À deux
Des jumeaux vrais ne sont qu'un seul être dont la monstruosité est d'occuper deux places différentes dans l'espace
Michel Tournier.
Seul. C'est un mot qui, dorénavant, me convient plutôt bien. Avant, nous étions deux. Toujours deux. Deux à énerver maman. Deux à ne pas écouter les professeurs. Deux à faire des bêtises à longueur de journée. Deux à inventer des objets farfelus mais toujours drôles. Deux à rire. Deux à sourire. Deux à vivre. Deux. Tout le temps.
Nous avons partagé le même ventre durant neuf mois. Nous avons partagé les mêmes tâches de rousseurs et les mêmes cheveux roux, les mêmes yeux bleus, le même humour… La même personne, mais divisée en deux. C'était lui et moi et non moi sans lui.
Cependant, cette putain de vie en a décidé autrement. Ou plutôt cette putain de mort… Je ne sais pas, je ne sais plus. J'ai juste la certitude que la vie nous aimés. Elle riait avec nous, souriait avec nous. Le matin, quand on se levait, elle nous accompagnait toute la journée. Même la nuit elle nous surveillait, elle nous bordait avant de nous raconter des histoires.
Elle a livré un combat dès notre naissance avec cette affreuse mort dont tout le monde a peur, et au bout de vingt belles années, elle pose le pied à terre, et s'avoue vaincue.
Mais seulement pour lui. Elle a réussi à me sauver. J'aurais tellement aimé qu'elle échoue pour nous deux. Que je reste avec lui, que nous partagions la même mort, que nous partagions tout, comme avant.
À sa mort, je me suis senti seul. Dévasté. Perdu. Je ne savais plus quoi faire. Et les choses ne s'arrangeaient pas. Mes parents faisaient comme s'il n'était pas mort. Ron me regardait sans arrêt avec un regard peiné. Hermione me disait de ne pas "franchir le pas". Comme si je voulais mourir...

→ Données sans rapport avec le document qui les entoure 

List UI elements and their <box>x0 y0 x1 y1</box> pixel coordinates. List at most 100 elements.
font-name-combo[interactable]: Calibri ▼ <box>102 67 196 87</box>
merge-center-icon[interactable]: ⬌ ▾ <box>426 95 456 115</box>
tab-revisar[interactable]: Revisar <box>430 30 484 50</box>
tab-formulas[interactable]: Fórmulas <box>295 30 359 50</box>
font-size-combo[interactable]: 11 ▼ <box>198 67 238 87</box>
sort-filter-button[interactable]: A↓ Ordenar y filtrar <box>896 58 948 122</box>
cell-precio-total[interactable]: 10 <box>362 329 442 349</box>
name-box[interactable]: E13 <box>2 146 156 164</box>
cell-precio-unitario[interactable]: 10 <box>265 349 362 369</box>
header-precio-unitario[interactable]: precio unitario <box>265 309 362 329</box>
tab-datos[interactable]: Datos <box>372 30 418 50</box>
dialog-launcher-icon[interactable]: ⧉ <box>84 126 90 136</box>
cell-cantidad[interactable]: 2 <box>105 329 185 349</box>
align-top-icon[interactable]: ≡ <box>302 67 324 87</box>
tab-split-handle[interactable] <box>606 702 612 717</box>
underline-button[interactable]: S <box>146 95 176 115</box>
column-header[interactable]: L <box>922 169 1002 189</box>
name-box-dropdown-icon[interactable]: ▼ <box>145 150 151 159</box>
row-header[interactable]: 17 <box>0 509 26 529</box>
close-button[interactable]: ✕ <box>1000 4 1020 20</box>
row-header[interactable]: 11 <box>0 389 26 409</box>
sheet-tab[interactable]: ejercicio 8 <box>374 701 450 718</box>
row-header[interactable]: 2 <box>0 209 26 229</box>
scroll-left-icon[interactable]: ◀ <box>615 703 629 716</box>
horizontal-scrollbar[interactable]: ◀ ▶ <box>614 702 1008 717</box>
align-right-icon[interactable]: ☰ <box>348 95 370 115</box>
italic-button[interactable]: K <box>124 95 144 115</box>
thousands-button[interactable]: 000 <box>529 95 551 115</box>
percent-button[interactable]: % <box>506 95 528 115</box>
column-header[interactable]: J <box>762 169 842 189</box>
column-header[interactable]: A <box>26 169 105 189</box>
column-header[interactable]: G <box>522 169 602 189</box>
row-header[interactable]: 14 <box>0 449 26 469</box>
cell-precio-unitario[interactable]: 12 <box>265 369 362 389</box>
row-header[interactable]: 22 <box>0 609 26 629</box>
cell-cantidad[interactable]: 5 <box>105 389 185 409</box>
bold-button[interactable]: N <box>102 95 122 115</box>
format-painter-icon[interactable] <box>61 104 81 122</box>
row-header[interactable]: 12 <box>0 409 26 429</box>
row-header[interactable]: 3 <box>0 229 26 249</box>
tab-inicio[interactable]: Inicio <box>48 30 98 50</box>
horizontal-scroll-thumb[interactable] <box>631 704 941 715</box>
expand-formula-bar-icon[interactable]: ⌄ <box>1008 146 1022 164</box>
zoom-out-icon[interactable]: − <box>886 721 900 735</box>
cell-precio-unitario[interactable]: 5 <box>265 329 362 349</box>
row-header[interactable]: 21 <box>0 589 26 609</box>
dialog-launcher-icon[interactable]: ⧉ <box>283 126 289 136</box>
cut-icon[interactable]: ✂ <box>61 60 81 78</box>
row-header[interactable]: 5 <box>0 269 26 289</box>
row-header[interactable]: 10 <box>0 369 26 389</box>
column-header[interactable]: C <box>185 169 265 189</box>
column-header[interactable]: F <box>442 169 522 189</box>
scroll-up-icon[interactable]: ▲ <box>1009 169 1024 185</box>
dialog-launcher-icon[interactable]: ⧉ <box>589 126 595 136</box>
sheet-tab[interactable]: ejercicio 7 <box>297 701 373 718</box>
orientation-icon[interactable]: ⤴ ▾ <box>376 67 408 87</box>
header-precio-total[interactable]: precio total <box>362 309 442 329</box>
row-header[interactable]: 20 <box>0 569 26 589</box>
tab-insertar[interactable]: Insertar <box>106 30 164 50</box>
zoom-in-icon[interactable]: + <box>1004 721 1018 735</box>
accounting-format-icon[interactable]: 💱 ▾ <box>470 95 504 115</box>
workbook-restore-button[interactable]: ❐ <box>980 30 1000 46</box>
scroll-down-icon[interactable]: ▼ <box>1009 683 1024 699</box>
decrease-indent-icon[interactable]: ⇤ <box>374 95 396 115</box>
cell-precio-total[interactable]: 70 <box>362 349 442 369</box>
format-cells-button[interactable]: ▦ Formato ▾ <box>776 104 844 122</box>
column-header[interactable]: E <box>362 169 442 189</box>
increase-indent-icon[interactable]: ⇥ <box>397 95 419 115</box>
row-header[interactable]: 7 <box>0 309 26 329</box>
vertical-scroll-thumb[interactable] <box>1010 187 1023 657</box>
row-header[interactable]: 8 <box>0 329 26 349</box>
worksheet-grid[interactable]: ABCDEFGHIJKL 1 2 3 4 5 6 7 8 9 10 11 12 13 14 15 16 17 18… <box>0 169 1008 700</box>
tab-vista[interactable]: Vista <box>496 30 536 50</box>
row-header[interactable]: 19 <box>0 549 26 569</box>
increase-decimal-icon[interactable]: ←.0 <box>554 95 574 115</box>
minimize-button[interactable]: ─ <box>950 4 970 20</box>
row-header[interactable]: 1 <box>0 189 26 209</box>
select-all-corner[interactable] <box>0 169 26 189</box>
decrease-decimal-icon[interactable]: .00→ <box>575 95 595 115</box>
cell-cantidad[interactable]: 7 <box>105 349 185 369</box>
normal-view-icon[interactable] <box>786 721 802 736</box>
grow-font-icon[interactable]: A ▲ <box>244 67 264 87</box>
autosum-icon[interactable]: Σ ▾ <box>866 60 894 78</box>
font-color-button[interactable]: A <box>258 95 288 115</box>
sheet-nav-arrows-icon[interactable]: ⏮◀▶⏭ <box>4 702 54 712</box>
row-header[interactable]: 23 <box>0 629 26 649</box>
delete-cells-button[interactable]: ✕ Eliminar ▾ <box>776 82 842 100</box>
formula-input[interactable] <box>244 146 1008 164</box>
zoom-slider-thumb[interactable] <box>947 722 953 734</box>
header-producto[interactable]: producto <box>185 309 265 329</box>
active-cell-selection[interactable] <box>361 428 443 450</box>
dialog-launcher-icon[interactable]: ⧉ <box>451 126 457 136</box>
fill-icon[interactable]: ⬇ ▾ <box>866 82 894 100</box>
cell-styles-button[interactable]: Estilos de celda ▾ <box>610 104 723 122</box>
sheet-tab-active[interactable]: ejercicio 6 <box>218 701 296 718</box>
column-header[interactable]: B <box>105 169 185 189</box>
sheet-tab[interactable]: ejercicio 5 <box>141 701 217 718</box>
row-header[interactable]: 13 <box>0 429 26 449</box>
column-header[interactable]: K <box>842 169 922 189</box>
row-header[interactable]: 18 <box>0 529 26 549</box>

Je sais que Fred n'aurait jamais voulu que je le rejoigne. Il aurait préféré que je le représente sur Terre avec nos farces, que je continu d'inventer des blagues et de m'occuper de notre boutique.
Mais pour le moment, je dois faire mon deuil. J'exaucerai ses vœux, après. Pour le moment, je pleurs sa mort.
Beaucoup sont restés à mes côtés pour m'aider : professeurs, amis, famille... Puis, elle.
Elle est venue avec son sourire triste et sa peau chocolat et elle m'a pris la main sans rien dire. Au début c'était tout le temps comme ça. Pas de parole... Je savais juste qu'elle s'appelait Angelina, Fred ayant dansé avec elle lors du bal de Noël. Je ne savais pas grand-chose d'elle, mais son prénom me suffisait. Pour le moment...
Au fur et à mesure qu'on restait ensemble, je découvrais des choses sur elle. Elle ne me les disait pas, mais je les devinais. Par exemple, je sais qu'elle n'aime pas le chocolat, elle n'en prend jamais quand ses amies lui en propose. Je sais qu'elle aime le violet car elle porte beaucoup d'habits de cette couleur. Je sais aussi qu'elle aimait beaucoup Fred. Comme moi.
.
Aujourd'hui je vais mieux. Je suis sur le quai 9 3/4 avec Angelinaà mes bras. Elle porte une bague à son annulaire gauche, prouvant son amour pour moi et le mien pour elle. Une fillette rousse à la peau mate lui tient la jambe, le pouce dans la bouche, elle dit bonjour avec ses mains à son grand frère, Fred II, qui part pour Poudlard.
Je vais beaucoup mieux maintenant que je suis entouré d'une femme et de deux enfants. Maintenant que j'ai une nouvelle famille. Et que je sais qu'il est toujours là, le sourire aux lèvres, pour veiller sur moi et ma petite famille.
Certes, la vie a perdu, mais elle n'a pas laissé la mort gagner. Parce que nous sommes toujours là, à deux.